With a couple of taps of a hammer on nail, the established Catholic Church shattered like a bit of crockery with a flaw in it; it had to much invested in the system to entertain the notion of the sort of reforms that Luther and others wanted to see; and by the time that reforms were forced upon by necessity, the tipping point had been reached. Scholars and kings and cardinals had taken positions, and there was no going back – although occasionally someone like Mary of England would try. The monastery cloisters were empty, the bell towers silent, the brothers and sisters gone away, treasuries defaulted to the crown.

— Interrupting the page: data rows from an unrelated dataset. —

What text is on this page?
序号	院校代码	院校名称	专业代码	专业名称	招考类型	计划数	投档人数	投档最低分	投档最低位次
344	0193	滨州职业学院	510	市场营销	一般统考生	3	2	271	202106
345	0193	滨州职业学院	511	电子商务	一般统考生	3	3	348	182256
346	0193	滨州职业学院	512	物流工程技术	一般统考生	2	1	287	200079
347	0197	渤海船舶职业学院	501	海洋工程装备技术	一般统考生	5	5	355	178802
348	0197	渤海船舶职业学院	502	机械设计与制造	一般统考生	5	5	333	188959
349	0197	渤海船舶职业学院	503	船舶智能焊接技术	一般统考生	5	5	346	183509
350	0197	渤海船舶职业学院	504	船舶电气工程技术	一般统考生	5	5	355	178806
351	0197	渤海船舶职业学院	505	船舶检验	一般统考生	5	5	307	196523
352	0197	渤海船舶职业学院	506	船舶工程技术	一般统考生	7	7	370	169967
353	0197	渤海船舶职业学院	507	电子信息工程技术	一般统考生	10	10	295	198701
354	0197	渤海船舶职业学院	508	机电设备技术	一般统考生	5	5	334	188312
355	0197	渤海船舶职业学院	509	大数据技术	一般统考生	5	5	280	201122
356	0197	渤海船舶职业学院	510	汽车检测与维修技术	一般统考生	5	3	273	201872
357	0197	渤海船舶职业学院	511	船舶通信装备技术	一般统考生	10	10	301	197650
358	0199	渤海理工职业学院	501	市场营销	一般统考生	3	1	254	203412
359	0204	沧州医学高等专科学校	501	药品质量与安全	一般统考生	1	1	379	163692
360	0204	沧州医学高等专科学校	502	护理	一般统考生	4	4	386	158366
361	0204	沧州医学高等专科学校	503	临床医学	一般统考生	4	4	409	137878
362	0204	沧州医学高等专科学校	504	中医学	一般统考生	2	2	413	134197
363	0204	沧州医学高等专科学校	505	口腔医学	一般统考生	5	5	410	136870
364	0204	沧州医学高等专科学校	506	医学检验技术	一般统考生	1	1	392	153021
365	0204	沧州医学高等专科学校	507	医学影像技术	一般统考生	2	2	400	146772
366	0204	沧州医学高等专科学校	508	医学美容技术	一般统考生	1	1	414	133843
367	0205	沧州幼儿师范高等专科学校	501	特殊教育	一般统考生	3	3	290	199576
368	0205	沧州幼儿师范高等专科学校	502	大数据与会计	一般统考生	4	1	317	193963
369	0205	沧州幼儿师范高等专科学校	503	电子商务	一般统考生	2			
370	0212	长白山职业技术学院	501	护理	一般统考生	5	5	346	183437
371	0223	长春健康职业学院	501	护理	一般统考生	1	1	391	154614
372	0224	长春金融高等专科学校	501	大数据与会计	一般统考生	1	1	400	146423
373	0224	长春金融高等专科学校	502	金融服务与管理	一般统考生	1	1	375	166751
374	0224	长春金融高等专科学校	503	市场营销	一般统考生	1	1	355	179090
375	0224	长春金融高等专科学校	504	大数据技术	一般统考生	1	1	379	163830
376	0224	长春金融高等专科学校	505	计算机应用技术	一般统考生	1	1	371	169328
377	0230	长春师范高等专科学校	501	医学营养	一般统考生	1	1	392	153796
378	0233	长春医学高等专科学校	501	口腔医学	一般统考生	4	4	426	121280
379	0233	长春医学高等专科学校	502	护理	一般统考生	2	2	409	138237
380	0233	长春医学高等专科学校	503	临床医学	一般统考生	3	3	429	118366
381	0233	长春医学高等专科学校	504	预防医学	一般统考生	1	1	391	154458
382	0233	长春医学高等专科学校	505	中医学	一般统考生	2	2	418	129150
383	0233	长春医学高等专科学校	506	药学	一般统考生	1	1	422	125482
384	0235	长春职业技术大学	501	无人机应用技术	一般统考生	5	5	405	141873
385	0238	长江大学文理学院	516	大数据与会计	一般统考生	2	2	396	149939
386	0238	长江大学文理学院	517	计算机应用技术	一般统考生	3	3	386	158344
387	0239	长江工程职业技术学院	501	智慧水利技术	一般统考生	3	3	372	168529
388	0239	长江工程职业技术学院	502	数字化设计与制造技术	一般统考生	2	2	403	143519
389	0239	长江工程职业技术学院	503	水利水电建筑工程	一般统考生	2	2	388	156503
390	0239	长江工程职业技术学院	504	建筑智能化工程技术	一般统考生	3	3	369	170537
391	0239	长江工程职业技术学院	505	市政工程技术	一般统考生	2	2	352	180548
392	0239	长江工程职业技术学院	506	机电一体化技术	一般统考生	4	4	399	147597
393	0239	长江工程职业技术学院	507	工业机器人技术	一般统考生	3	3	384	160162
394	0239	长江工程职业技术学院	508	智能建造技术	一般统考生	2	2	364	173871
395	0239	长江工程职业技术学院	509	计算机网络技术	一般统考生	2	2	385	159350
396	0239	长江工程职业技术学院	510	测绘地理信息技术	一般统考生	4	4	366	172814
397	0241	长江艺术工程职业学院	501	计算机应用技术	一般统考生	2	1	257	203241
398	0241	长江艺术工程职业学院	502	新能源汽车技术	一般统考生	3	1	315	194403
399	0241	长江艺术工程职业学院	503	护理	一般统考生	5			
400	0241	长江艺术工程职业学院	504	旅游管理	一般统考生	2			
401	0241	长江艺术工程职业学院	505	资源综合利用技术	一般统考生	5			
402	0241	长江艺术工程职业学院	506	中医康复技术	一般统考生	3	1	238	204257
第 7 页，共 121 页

And one last little story, a Noel Cowardish, 1930ies screwball comedy sort of story, of the clever woman who met the romantically clueless academician, and made up her mind that he was the one for her. She had been a nun, Caterina von Bora, of a good family but an impoverished one. She and some of the other nuns wished to leave their convent; their escape was facilitated by a merchant who smuggled them out in some empty barrels. Doctor Luther and his friends pledged to help them: some of them returned to their families, and the others all found good marriages or a household position, all but Caterina von Bora. They respectfully asked her what she wanted — did she wish to be married, was there a particular man she would like to be married to? They would do everything they could to arrange that, if it were the case. And she said, yes, there was; Dr. Luther himself would suit her very nicely, thank you. He was nearly twice her age, had lived with the expectation of being executed as a heretic, in all the untidiness and disorganization that a single man tends to accept. It would amuse me to think he was flabbergasted at first, while all their happily married friends were gently and fondly amused – but it worked in the best sort of way. They had six children and were as happy as they could be and a great deal happier than most. It may not have happened quite like that… but that’s the way I like to tell it.